Deacon chuckled, a ribald joke weaving its way up through his befuddled mind. He fought to control it, but couldn’t. “Hell, as long as she rubs it in private, who the f**k cares?”
Andy’s laugh boomed out, startling the other students who were engrossed in another argument about the next flat.
“Aw, shit, Mr. D, you’re too funny!” He dropped his voice confidentially. “She can rub anything she wants to.”
“Well don’t tell me, tell her!”
Deacon laughed happily as they exchanged a slap and a tap. Of all these kids, Andy was the most like he had been, back in the day. Tall and lanky, sun bleached blond hair, dark eyes and a broad smile. He was one smart kid, very adept and creative. He had a successful career ahead of him if he got pushed in the right direction. Deacon thought he knew which way to turn him. He realized that here he could make a difference, he could help these kids the way Mrs. Rooney had helped him. Between her and Mrs. Sanderson, they’d given him the confidence and the ability to make something of himself.
“Hey, Andy, when do you graduate?”
“End of December, Mr. D.”
He shook his head sadly. “Can’t seem to find anyone hiring. Set’s my thing. I want to work in a professional shop, get some solid experience.”
“Got a portfolio I can look at?”
“Bring it to me tomorrow. I’ll look it over. I might be able to hook you up with something.”
Bernie would kill him, but he’d be sending him talent. Andy was raw, and would need shepherding. He’d call it payback for giving out his number to Frieda. Already Deacon was planning to sub-let his apartment to the kid, and fix him up with a job working for Bernie and Maxie.
Andy returned to his crew, eager to impress Deacon. The kid was smart and capable, a little full of himself, just like Deacon was at that age.
God, was I ever that green?
Where had that young, idealistic man gone? Into business, where he’d been ripped off, cheated and castigated repeatedly over the years. Bernie had the personality that such things didn’t bother him. Maxie always gave as good as she got. She was unaffected by rudeness and ill humored people. Deacon took everything to heart. Bernie told him he was too sensitive to be in business.
“You got to be a hard nosed, Yankee bastard like me, to make it in business these days. You’re the artistic type, you don’t belong dealing with people.”
Bernie was right about that. It was Deacon’s artistry and Bernie’s moxie that kept them afloat the first couple of years. Then their reputation grew, also due to Deacon’s abilities to bring a life to a set. Was he willing to give all that up? No, but he could cut down his contact.
“Penny for your thoughts,” Kacy was sitting by him again.
“My thoughts aren’t worth that much.”
She studied his face, a worried frown playing at her eyes. “Deacon, do you want me to take you home?”

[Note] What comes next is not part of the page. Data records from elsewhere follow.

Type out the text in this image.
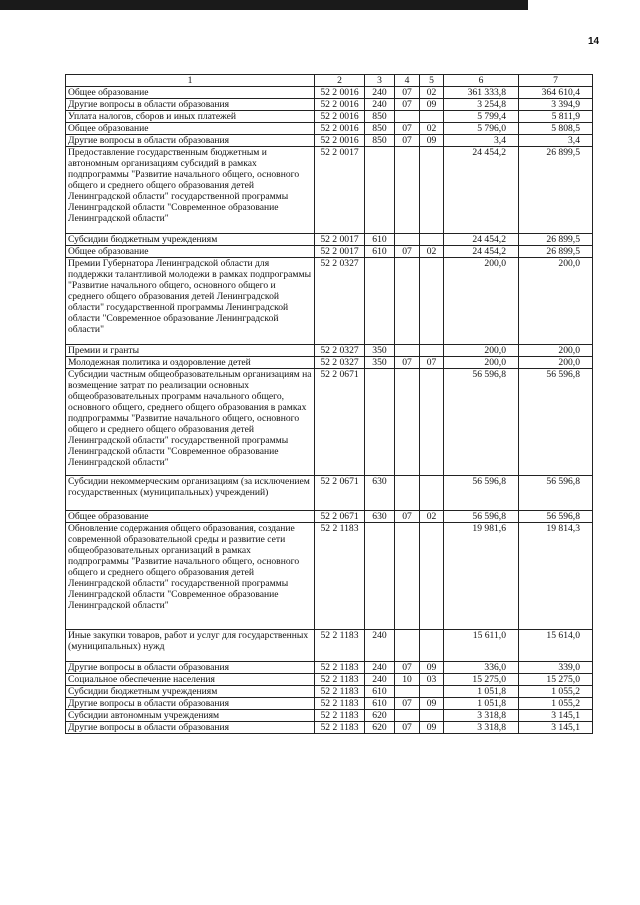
14
1	2	3	4	5	6	7
Общее образование	52 2 0016	240	07	02	361 333,8	364 610,4
Другие вопросы в области образования	52 2 0016	240	07	09	3 254,8	3 394,9
Уплата налогов, сборов и иных платежей	52 2 0016	850			5 799,4	5 811,9
Общее образование	52 2 0016	850	07	02	5 796,0	5 808,5
Другие вопросы в области образования	52 2 0016	850	07	09	3,4	3,4
Предоставление государственным бюджетным и автономным организациям субсидий в рамках подпрограммы "Развитие начального общего, основного общего и среднего общего образования детей Ленинградской области" государственной программы Ленинградской области "Современное образование Ленинградской области"	52 2 0017				24 454,2	26 899,5
Субсидии бюджетным учреждениям	52 2 0017	610			24 454,2	26 899,5
Общее образование	52 2 0017	610	07	02	24 454,2	26 899,5
Премии Губернатора Ленинградской области для поддержки талантливой молодежи в рамках подпрограммы "Развитие начального общего, основного общего и среднего общего образования детей Ленинградской области" государственной программы Ленинградской области "Современное образование Ленинградской области"	52 2 0327				200,0	200,0
Премии и гранты	52 2 0327	350			200,0	200,0
Молодежная политика и оздоровление детей	52 2 0327	350	07	07	200,0	200,0
Субсидии частным общеобразовательным организациям на возмещение затрат по реализации основных общеобразовательных программ начального общего, основного общего, среднего общего образования в рамках подпрограммы "Развитие начального общего, основного общего и среднего общего образования детей Ленинградской области" государственной программы Ленинградской области "Современное образование Ленинградской области"	52 2 0671				56 596,8	56 596,8
Субсидии некоммерческим организациям (за исключением государственных (муниципальных) учреждений)	52 2 0671	630			56 596,8	56 596,8
Общее образование	52 2 0671	630	07	02	56 596,8	56 596,8
Обновление содержания общего образования, создание современной образовательной среды и развитие сети общеобразовательных организаций в рамках подпрограммы "Развитие начального общего, основного общего и среднего общего образования детей Ленинградской области" государственной программы Ленинградской области "Современное образование Ленинградской области"	52 2 1183				19 981,6	19 814,3
Иные закупки товаров, работ и услуг для государственных (муниципальных) нужд	52 2 1183	240			15 611,0	15 614,0
Другие вопросы в области образования	52 2 1183	240	07	09	336,0	339,0
Социальное обеспечение населения	52 2 1183	240	10	03	15 275,0	15 275,0
Субсидии бюджетным учреждениям	52 2 1183	610			1 051,8	1 055,2
Другие вопросы в области образования	52 2 1183	610	07	09	1 051,8	1 055,2
Субсидии автономным учреждениям	52 2 1183	620			3 318,8	3 145,1
Другие вопросы в области образования	52 2 1183	620	07	09	3 318,8	3 145,1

“I’m all alright, just drifting into memories. I look at these kids, it’s like seeing myself. I feel so damn old. Was I ever that idealistic?”
“Bound to have been. I was, and naive. I’m surprised I’ve survived in this business. Lots of folks, it just eats them up and spits them out.”
“You’ve got too much spunk to let anyone spit you out. I’d like to see them try.”
“You would not! Pieces tend to fly when I get angry. Little bits of people careen around, bouncing off walls. Not at all pretty. What’s really on your mind?” She could read him so accurately, it was unnerving.
“Kind of private thoughts I’d rather not share here.”
“If you don’t want to tell me, say so.” Her feelings were getting hurt.
Turning her head so he could gaze into her eyes, he leaned forward. “No, I don’t mind telling you, just not here.” He emphasized the last word so she would understand it was environmental, not emotional. “I’ll tell you about it later, okay? Scout’s honor.”
“Well, the word of a Boy Scout, I must, in fact, trust. I’ll hold you to that promise, Deacon.” She stood up, walking back to her crew, giving a little twitch to her rear end just for his benefit.
The day finally drew to a close, everyone packed up their supplies, put them in the shed and took their tools with them. The security men showed up before the workers went home, keeping track of who left when, being sure that no one went in after hours who weren’t authorized to be there. Dino was taking no chances.
With everyone accounted for, Dino activated the alarm and locked the doors. It was as secure as it could be, he only hoped it would be enough.
Kacy, Deacon and Dino had dinner at Dino’s house, prepared by Nancy. She and Everett were excited to announce they had found a condo not far away, which was fairly reasonably priced and were investing in it.
“You kids will be able to use it any time you want,” Nancy told Kacy and Deacon. “We want you to think of it as home.”